Toi Qui ne sais qu'habiter les choses à moitié, Que funambuler à la faveur de la nuit; Toi, qui traverses le monde du bout du pied Jamais sûr d'être vraiment né Ni vraiment mort.
Toi Qui glisses juste au-dehors Un demi-oeil, Un demi-oeil rond tâtonnant, lémurien. Toi Le farouche toujours à demi spectral Toujours en bordure de la vague du temps, Toujours en lisière du précipice amer Toujours isolé dans la colonne du vent Comme un essai d'ébauche ad vitam aeternam.

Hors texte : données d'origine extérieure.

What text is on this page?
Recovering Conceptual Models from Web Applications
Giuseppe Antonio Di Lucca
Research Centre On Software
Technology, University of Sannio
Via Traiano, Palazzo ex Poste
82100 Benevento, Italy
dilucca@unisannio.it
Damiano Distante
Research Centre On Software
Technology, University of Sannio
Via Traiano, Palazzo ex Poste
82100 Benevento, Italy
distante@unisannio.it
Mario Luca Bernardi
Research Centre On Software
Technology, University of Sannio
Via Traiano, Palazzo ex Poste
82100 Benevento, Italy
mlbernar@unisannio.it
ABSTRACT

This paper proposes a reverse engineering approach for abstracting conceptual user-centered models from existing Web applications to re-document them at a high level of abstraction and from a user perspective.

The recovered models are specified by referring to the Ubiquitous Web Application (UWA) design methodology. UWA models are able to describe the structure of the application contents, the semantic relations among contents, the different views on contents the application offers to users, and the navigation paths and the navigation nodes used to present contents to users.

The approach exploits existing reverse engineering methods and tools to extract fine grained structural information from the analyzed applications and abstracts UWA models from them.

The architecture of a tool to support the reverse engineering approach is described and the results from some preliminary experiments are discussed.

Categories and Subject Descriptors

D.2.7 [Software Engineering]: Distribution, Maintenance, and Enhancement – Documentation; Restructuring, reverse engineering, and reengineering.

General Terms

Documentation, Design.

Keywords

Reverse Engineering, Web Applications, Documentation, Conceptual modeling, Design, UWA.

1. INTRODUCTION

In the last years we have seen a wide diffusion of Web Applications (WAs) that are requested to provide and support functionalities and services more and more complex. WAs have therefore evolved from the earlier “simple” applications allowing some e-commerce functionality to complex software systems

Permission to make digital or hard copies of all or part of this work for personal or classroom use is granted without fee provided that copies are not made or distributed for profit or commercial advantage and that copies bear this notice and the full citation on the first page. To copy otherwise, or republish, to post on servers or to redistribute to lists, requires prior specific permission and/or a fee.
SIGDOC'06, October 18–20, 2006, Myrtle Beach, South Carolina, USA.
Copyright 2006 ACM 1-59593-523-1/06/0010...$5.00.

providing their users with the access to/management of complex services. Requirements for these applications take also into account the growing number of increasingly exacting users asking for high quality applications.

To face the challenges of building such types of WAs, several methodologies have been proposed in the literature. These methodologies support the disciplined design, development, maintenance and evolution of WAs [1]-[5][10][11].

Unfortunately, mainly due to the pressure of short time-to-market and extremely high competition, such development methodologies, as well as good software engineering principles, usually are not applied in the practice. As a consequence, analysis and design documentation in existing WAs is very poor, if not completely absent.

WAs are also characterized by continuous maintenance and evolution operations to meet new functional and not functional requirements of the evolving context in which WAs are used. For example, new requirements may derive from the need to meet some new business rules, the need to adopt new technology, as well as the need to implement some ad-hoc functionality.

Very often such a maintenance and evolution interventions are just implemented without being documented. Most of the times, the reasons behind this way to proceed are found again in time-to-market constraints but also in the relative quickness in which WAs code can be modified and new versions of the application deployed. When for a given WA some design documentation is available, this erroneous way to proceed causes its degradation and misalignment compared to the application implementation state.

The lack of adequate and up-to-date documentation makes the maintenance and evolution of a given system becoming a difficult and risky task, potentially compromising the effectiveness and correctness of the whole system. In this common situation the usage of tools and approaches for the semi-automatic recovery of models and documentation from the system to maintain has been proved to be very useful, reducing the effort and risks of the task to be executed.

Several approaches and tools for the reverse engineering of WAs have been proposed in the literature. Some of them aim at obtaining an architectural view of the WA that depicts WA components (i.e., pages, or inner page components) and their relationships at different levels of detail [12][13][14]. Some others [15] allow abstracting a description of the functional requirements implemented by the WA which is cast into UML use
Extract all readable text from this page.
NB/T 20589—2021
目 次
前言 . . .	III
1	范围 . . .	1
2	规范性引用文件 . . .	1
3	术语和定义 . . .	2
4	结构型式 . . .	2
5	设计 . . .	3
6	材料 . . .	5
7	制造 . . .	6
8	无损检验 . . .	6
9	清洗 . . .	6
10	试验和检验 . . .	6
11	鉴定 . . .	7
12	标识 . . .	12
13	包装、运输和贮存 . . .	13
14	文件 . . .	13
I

Toi L'étranger même à sa propre étrangeté, Le foetus arrché au ventre maternel Le séparé qui n'a jamais su se parer Ni apparaître Dans le sens de la lumière.
Tu ne te dévoiles Que quand meurent les sons Que quand L'immense perplexité de ton oeil Celui qui n'est pas borgne, atteint L'entre-deux-mers, L'entre-deux-morts, Les borborygmes de la fange
Et tu les vois buller, comme des bubble-gums Tu regardes leurs monstrueuses explosions Qui te font penser aux mastodontes aux mammouths, à des ferments Dont tu n'as même pas idée
Mais cela ne fait rien, ceci importe peu Ton bras s'accroche simplement à de la sève.